The deal is an all-stock transaction. CBS shareholders will own about 61 percent of the combined company and Viacom shareholders will own 39 percent. The companies say the combined company will have $28 billion in revenue. The reunion, expected to be completed by the end of the year, will be beneficial to earnings and lead to $500 million in cost savings, the companies say.
Acting CBS CEO Joe Ianniello will become chairman and CEO of the CBS division in the combined company.
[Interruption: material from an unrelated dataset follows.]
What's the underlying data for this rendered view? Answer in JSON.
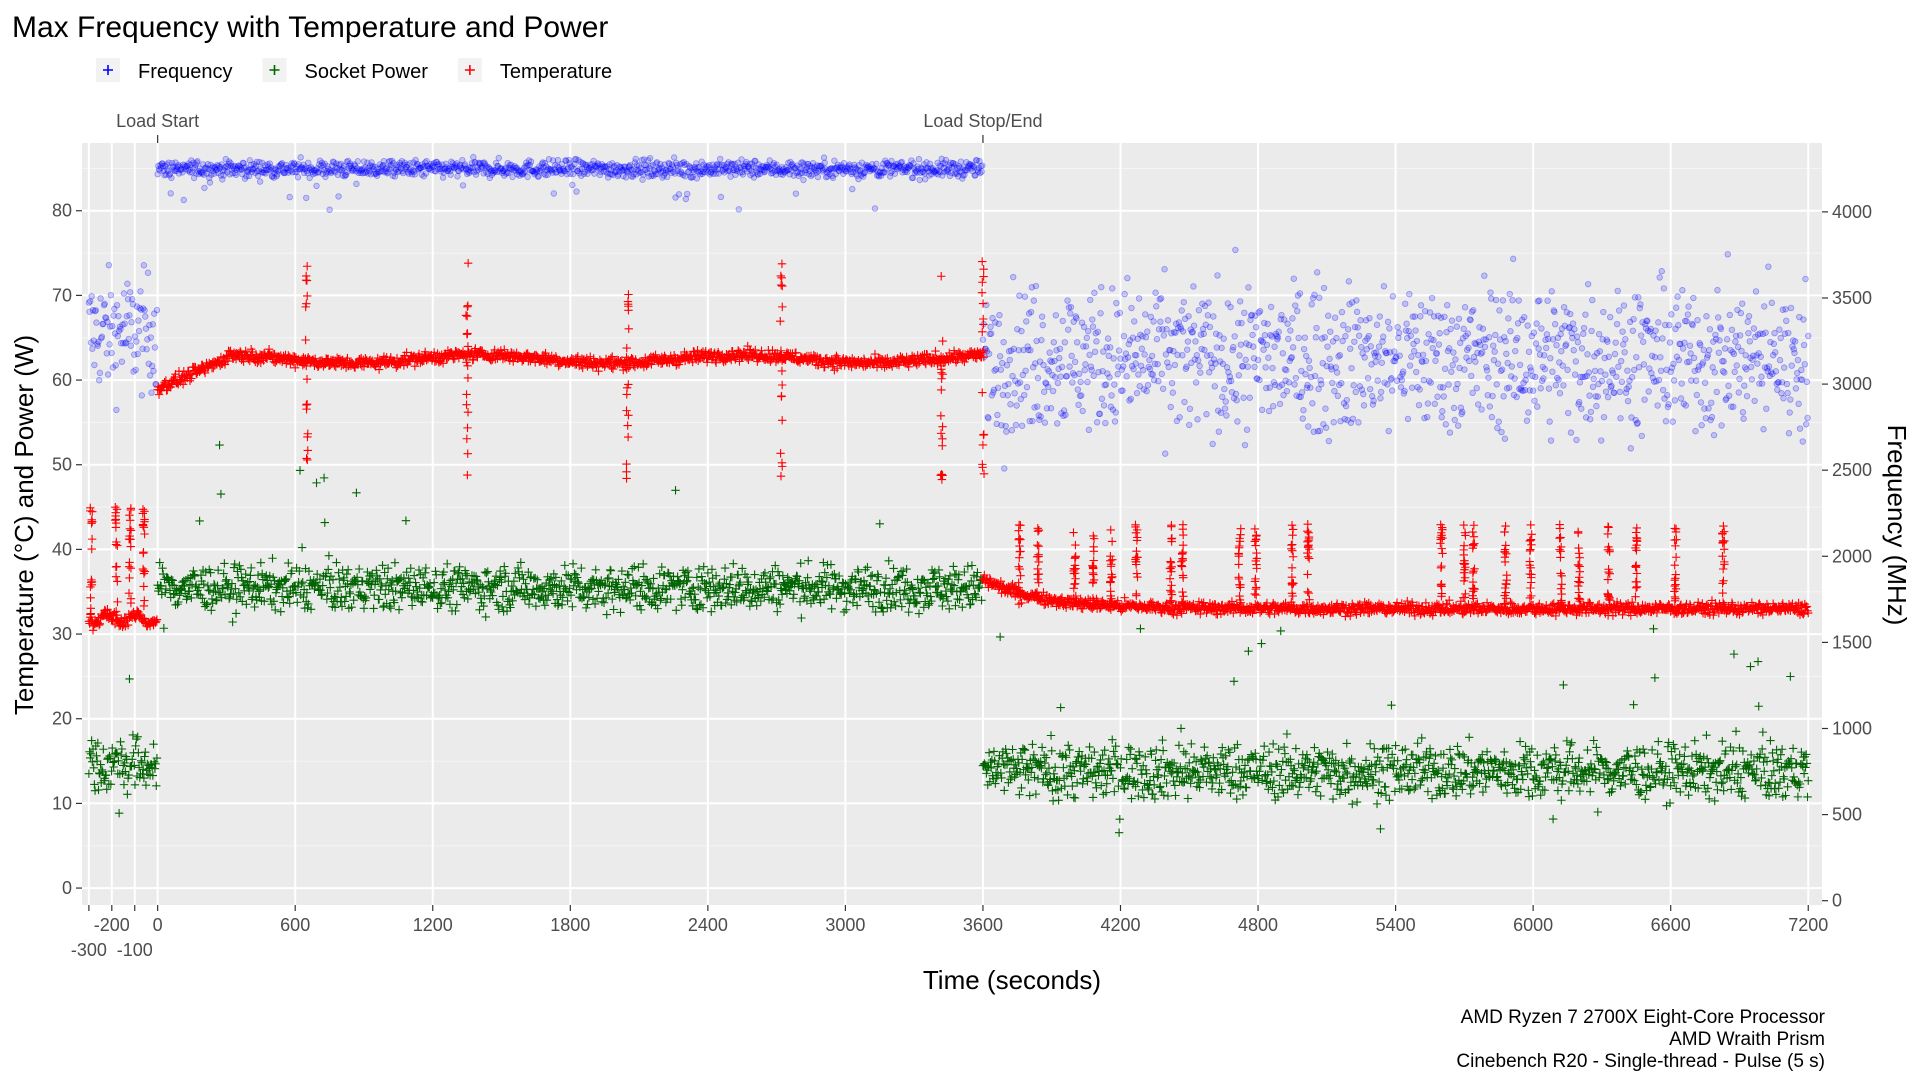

CBS was one of the first media companies to launch its own streaming service, CBS All Access. The $6-a-month service now has a new "Star Trek" series, a revival of "The Twilight Zone" and archives of old and current broadcast shows. CBS says All Access and its Showtime streaming services have 8 million subscribers combined. That's far less than the 60 million U.S. subscribers that Netflix has, though it's comparable with the estimated number of subscribers to HBO Now, that network's stand-alone streaming service.
Now, Disney, Comcast's NBCUniversal and AT&T's WarnerMedia are jumping in with their own services as well to challenge Netflix, Amazon, Google and other tech companies encroaching into entertainment.
To expand its library, Disney bought Fox's entertainment businesses for $71 billion in March, while DirecTV owner AT&T bought Time Warner last year for $81 billion.